Right to request information and access to the processing of Personal Data: The Data Subject has the right to obtain information on whether his/her Personal Data are being processed and, if so, to obtain access to the Personal Data. In the event of unfounded, unreasonable or repeated requests, the Administrator shall be entitled to charge a reasonable fee for a copy of the Personal Data provided or to refuse the request (the above applies mutatis mutandis to the exercise of the rights listed below).
Right to rectification and completion of Personal Data: The Data Subject has the right to request the correction of inaccurate data and the completion of incomplete data. The Administrator shall correct or complete the data without undue delay, always taking into account technical possibilities.

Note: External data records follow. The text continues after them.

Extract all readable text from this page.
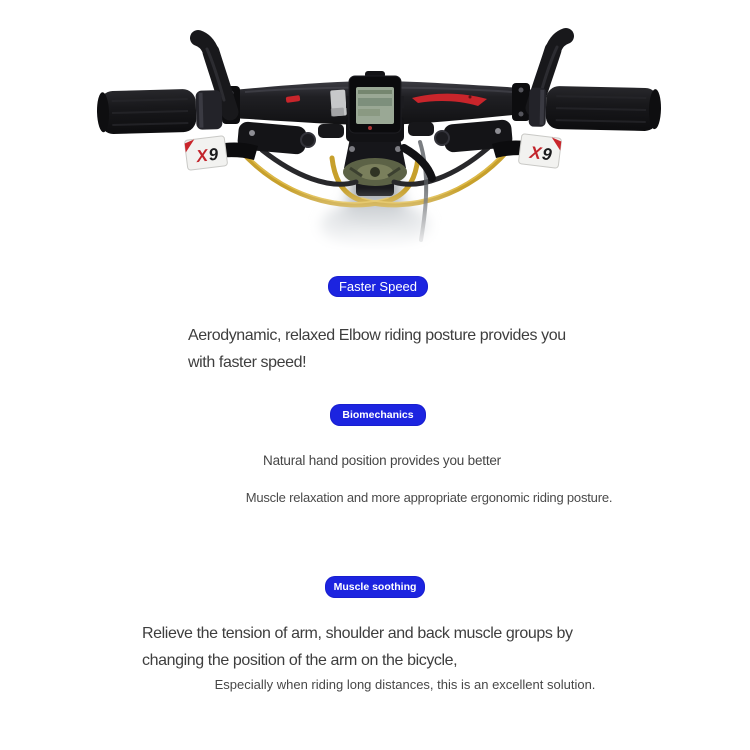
X9	X9
Faster Speed
Aerodynamic, relaxed Elbow riding posture provides you
with faster speed!
Biomechanics
Natural hand position provides you better
Muscle relaxation and more appropriate ergonomic riding posture.
Muscle soothing
Relieve the tension of arm, shoulder and back muscle groups by
changing the position of the arm on the bicycle,
Especially when riding long distances, this is an excellent solution.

Right to restrict the processing of Personal Data: if the Data Subject requests the restriction of processing, the Administrator shall make the Personal Data inaccessible, temporarily delete or store it or perform other processing operations that will be necessary
for the proper exercise of the exercised right

Right to erasure (right to be forgotten) in certain cases: if the Data Subject requests erasure,
the Controller will erase Personal Data if (i) they are no longer necessary for the purposes for which they were collected or otherwise processed, (ii) the processing is unlawful, (iii) there are objections to the processing and there are no overriding legitimate grounds for the processing of the Personal Data, or (iv) the Controller is required to do so by a legal obligation.

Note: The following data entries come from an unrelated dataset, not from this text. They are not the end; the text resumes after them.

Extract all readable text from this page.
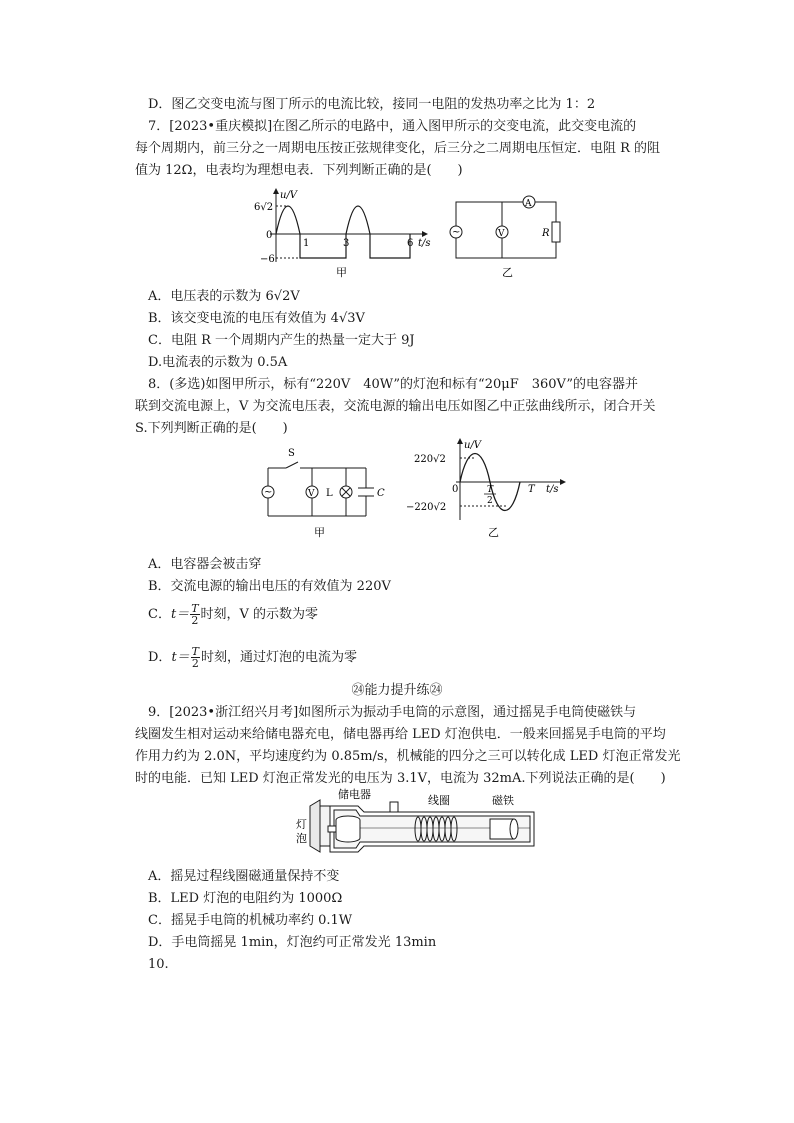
D．图乙交变电流与图丁所示的电流比较，接同一电阻的发热功率之比为 1：2
7．[2023•重庆模拟]在图乙所示的电路中，通入图甲所示的交变电流，此交变电流的
每个周期内，前三分之一周期电压按正弦规律变化，后三分之二周期电压恒定．电阻 R 的阻
值为 12Ω，电表均为理想电表．下列判断正确的是(　　)
u/V
6√2
0
−6
1	3	6 t/s
甲
~	V
A
R
乙
A．电压表的示数为 6√2V
B．该交变电流的电压有效值为 4√3V
C．电阻 R 一个周期内产生的热量一定大于 9J
D.电流表的示数为 0.5A
8．(多选)如图甲所示，标有“220V　40W”的灯泡和标有“20μF　360V”的电容器并
联到交流电源上，V 为交流电压表，交流电源的输出电压如图乙中正弦曲线所示，闭合开关
S.下列判断正确的是(　　)
~	V
S
L	C
甲
u/V
220√2
0
−220√2
T
2
T t/s
乙
A．电容器会被击穿
B．交流电源的输出电压的有效值为 220V
C．$t= \frac{T}{2}$ 时刻，V 的示数为零
D．$t= \frac{T}{2}$ 时刻，通过灯泡的电流为零
㉔能力提升练㉔
9．[2023•浙江绍兴月考]如图所示为振动手电筒的示意图，通过摇晃手电筒使磁铁与
线圈发生相对运动来给储电器充电，储电器再给 LED 灯泡供电．一般来回摇晃手电筒的平均
作用力约为 2.0N，平均速度约为 0.85m/s，机械能的四分之三可以转化成 LED 灯泡正常发光
时的电能．已知 LED 灯泡正常发光的电压为 3.1V，电流为 32mA.下列说法正确的是(　　)
储电器	线圈	磁铁
灯
泡
A．摇晃过程线圈磁通量保持不变
B．LED 灯泡的电阻约为 1000Ω
C．摇晃手电筒的机械功率约 0.1W
D．手电筒摇晃 1min，灯泡约可正常发光 13min
10.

Right to data portability: if the Data Subject wishes the Controller to transmit the Personal Data to a third party, the Data Subject may exercise his or her right to data portability. If the exercise of this right would adversely affect the rights and freedoms of other persons, the Controller will not be able to comply with the request.
Right to object: the right to object to the processing of Personal Data that is processed for the purpose of fulfilling a task carried out in the public interest or in the exercise of public authority or for the purpose of protecting the legitimate interests of the Controller. If the Controller does not demonstrate that there is a compelling legitimate reason for the processing that overrides the interest or rights and freedoms of the customer, the processing based on the objection will be terminated without undue delay. Right to file a complaint with the Office for Personal Data Protection (www.uoou.gov.cz): The data subject may file a complaint with the supervisory authority at Pplk. Sochora 727/27, Prague 7, 170 00, or by data box at the following address:
qkbaa2n or by e-mail: posta@uoou.cz

WITHDRAWAL OF CONSENT TO THE PROCESSING OF PERSONAL DATA

The data subject who has given the Administrator consent to the processing of personal data may revoke his/her voluntarily given consent to the processing of Personal Data at any time free of charge, electronically at the address gdpr@triga.cz or in writing – by submitting a request to the address of the Administrator’s registered office.
If consent is revoked, the Administrator is obliged to delete or anonymize the Personal Data obtained on the basis of the revoked consent, unless there are other (legal) reasons for their further processing.